Sur les superstructures d'Eben, la surprise est brutale ! Plus brutale encore, les effets dévastateurs des charges creuses sur les tourelles blindées et leurs équipages horriblement mutilés !
L'impression d'être pris au piège comme des rats ne tarde pas à gagner l'ensemble de la garnison.
Sur les ponts du canal Albert, les sentinelles ne s'attendent pas forcément à voir l'ennemi déboucher des Pays-Bas. La neutralité rend les règles d'engagement compliquées et les Fallschirmjäger, eux, ne perdent pas une minute.
Pour autant, je n'ai jamais rien lu sur l'impact de l'assaut aéroporté sur l'armée belge à ce moment. Dès le 11 mai 1940, ce sont les 2 divisions Panzer déboulant de Hollande qui mettent à mal le moral de l'armée belge, obligée de se replier de la ligne de défense principale (la Meuse) vers la ligne KW...

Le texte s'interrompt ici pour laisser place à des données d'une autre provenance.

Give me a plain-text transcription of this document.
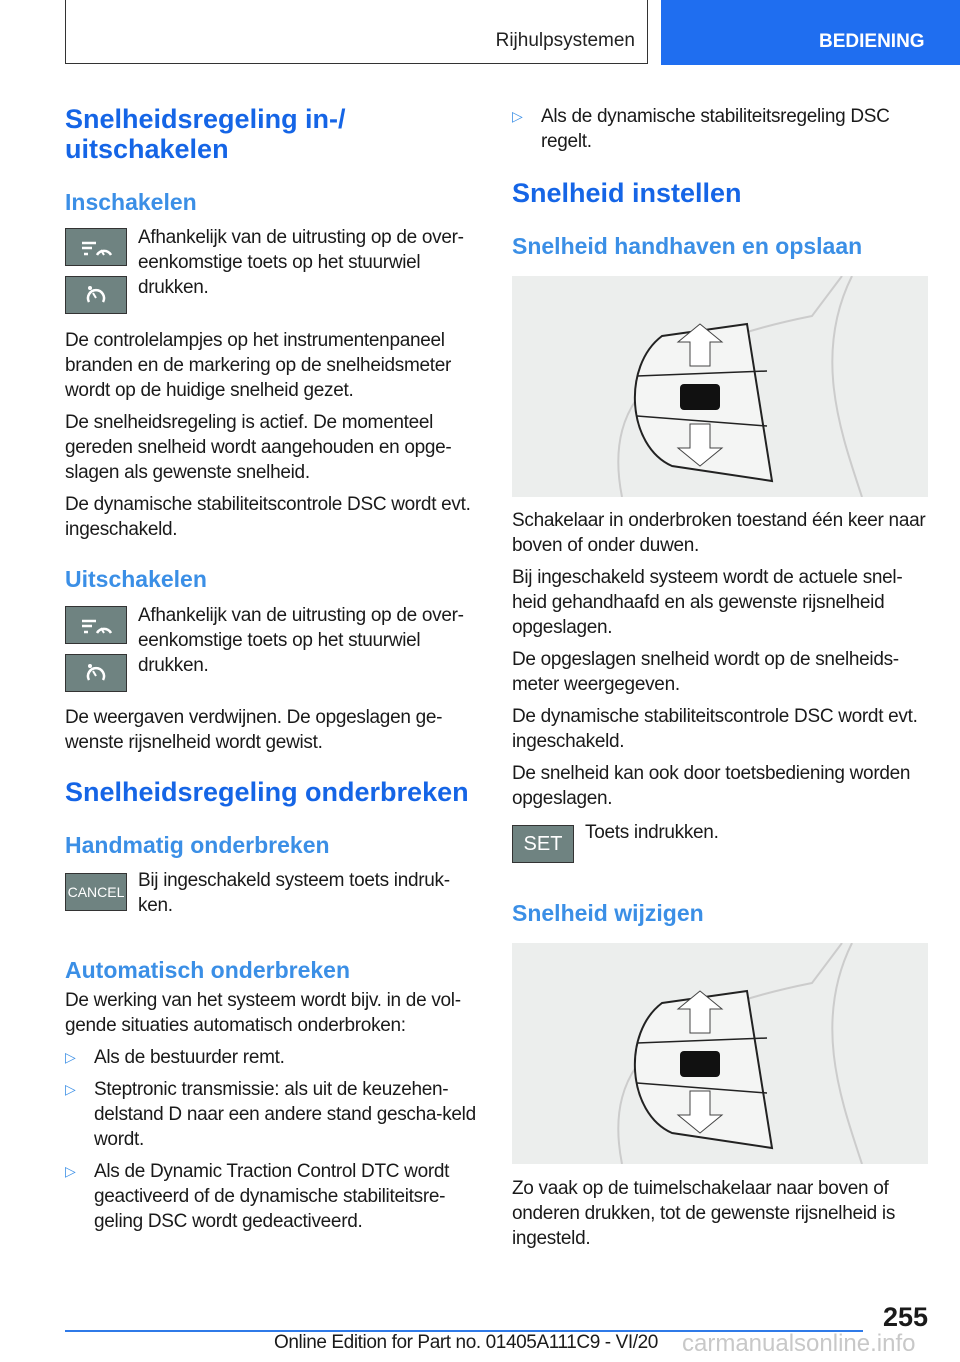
Rijhulpsystemen	BEDIENING
Snelheidsregeling in-/ uitschakelen
Inschakelen

Afhankelijk van de uitrusting op de over-eenkomstige toets op het stuurwiel drukken.

De controlelampjes op het instrumentenpaneel branden en de markering op de snelheidsmeter wordt op de huidige snelheid gezet.

De snelheidsregeling is actief. De momenteel gereden snelheid wordt aangehouden en opge-slagen als gewenste snelheid.

De dynamische stabiliteitscontrole DSC wordt evt. ingeschakeld.

Uitschakelen

Afhankelijk van de uitrusting op de over-eenkomstige toets op het stuurwiel drukken.

De weergaven verdwijnen. De opgeslagen ge-wenste rijsnelheid wordt gewist.

Snelheidsregeling onderbreken
Handmatig onderbreken
CANCEL

Bij ingeschakeld systeem toets indruk-ken.

Automatisch onderbreken

De werking van het systeem wordt bijv. in de vol-gende situaties automatisch onderbroken:

▷ Als de bestuurder remt.

▷ Steptronic transmissie: als uit de keuzehen-delstand D naar een andere stand gescha-keld wordt.

▷ Als de Dynamic Traction Control DTC wordt geactiveerd of de dynamische stabiliteitsre-geling DSC wordt gedeactiveerd.

▷ Als de dynamische stabiliteitsregeling DSC regelt.

Snelheid instellen
Snelheid handhaven en opslaan

Schakelaar in onderbroken toestand één keer naar boven of onder duwen.

Bij ingeschakeld systeem wordt de actuele snel-heid gehandhaafd en als gewenste rijsnelheid opgeslagen.

De opgeslagen snelheid wordt op de snelheids-meter weergegeven.

De dynamische stabiliteitscontrole DSC wordt evt. ingeschakeld.

De snelheid kan ook door toetsbediening worden opgeslagen.

SET	Toets indrukken.

Snelheid wijzigen

Zo vaak op de tuimelschakelaar naar boven of onderen drukken, tot de gewenste rijsnelheid is ingesteld.

255
Online Edition for Part no. 01405A111C9 - VI/20 carmanualsonline.info
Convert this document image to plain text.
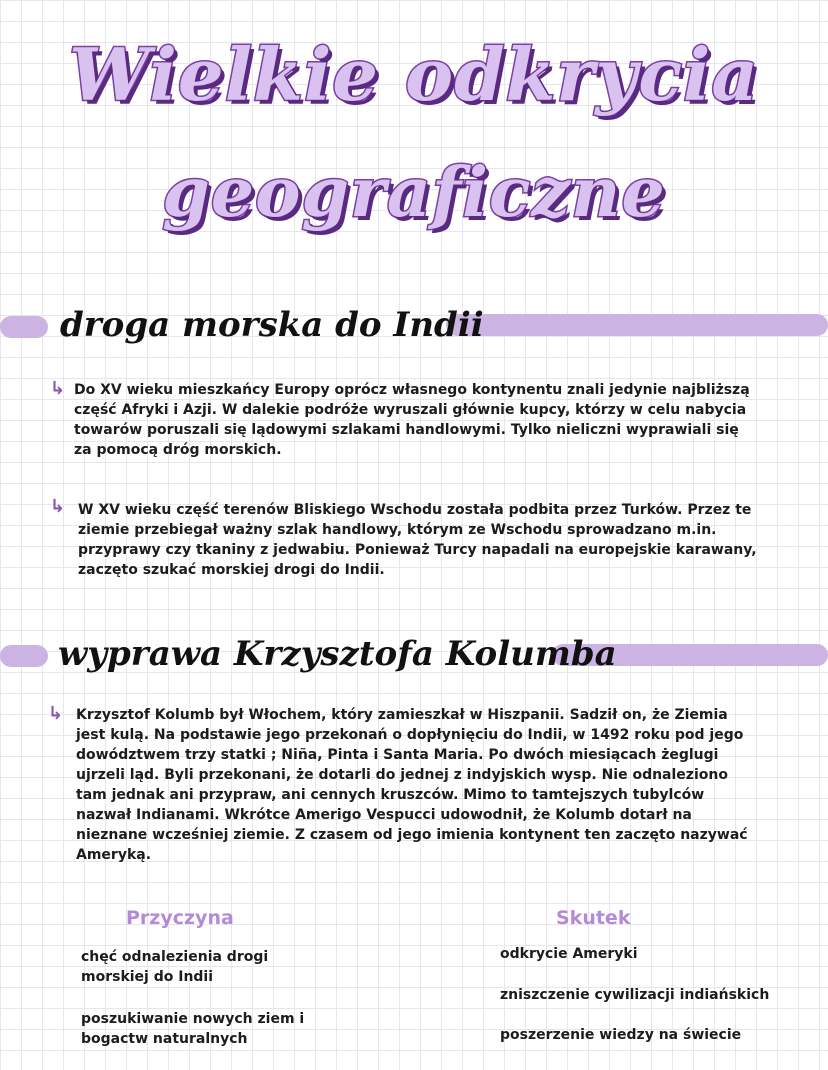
Wielkie odkrycia
geograficzne
droga morska do Indii
↳ Do XV wieku mieszkańcy Europy oprócz własnego kontynentu znali jedynie najbliższą część Afryki i Azji. W dalekie podróże wyruszali głównie kupcy, którzy w celu nabycia towarów poruszali się lądowymi szlakami handlowymi. Tylko nieliczni wyprawiali się za pomocą dróg morskich.

↳ W XV wieku część terenów Bliskiego Wschodu została podbita przez Turków. Przez te ziemie przebiegał ważny szlak handlowy, którym ze Wschodu sprowadzano m.in. przyprawy czy tkaniny z jedwabiu. Ponieważ Turcy napadali na europejskie karawany, zaczęto szukać morskiej drogi do Indii.

wyprawa Krzysztofa Kolumba
↳ Krzysztof Kolumb był Włochem, który zamieszkał w Hiszpanii. Sadził on, że Ziemia jest kulą. Na podstawie jego przekonań o dopłynięciu do Indii, w 1492 roku pod jego dowództwem trzy statki ; Niña, Pinta i Santa Maria. Po dwóch miesiącach żeglugi ujrzeli ląd. Byli przekonani, że dotarli do jednej z indyjskich wysp. Nie odnaleziono tam jednak ani przypraw, ani cennych kruszców. Mimo to tamtejszych tubylców nazwał Indianami. Wkrótce Amerigo Vespucci udowodnił, że Kolumb dotarł na nieznane wcześniej ziemie. Z czasem od jego imienia kontynent ten zaczęto nazywać Ameryką.

Przyczyna

chęć odnalezienia drogi morskiej do Indii

poszukiwanie nowych ziem i bogactw naturalnych

Skutek

odkrycie Ameryki

zniszczenie cywilizacji indiańskich

poszerzenie wiedzy na świecie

Côté hollandais, les ponts sur la Meuse ne sont pas la cibles des paras. A Maastricht, les ponts sont en ville empêchant un assaut aéroporté. De mémoire, ce sont les Brandenbourgeois qui doivent s'emparer des ponts mais vont échouer. Et le franchissement de la Meuse ne se fera que dans l'après-midi, après que le génie ait pu garantir le passage.
Quid du moral hollandais après les parachutages notamment dans la région de Rotterdam ? Leur réduit national était violé! Mais avec quel impact ?
Pour les Hollandais, la crise morale est surtout due à la destruction de Rotterdam par la Luftwaffe le 14 mai.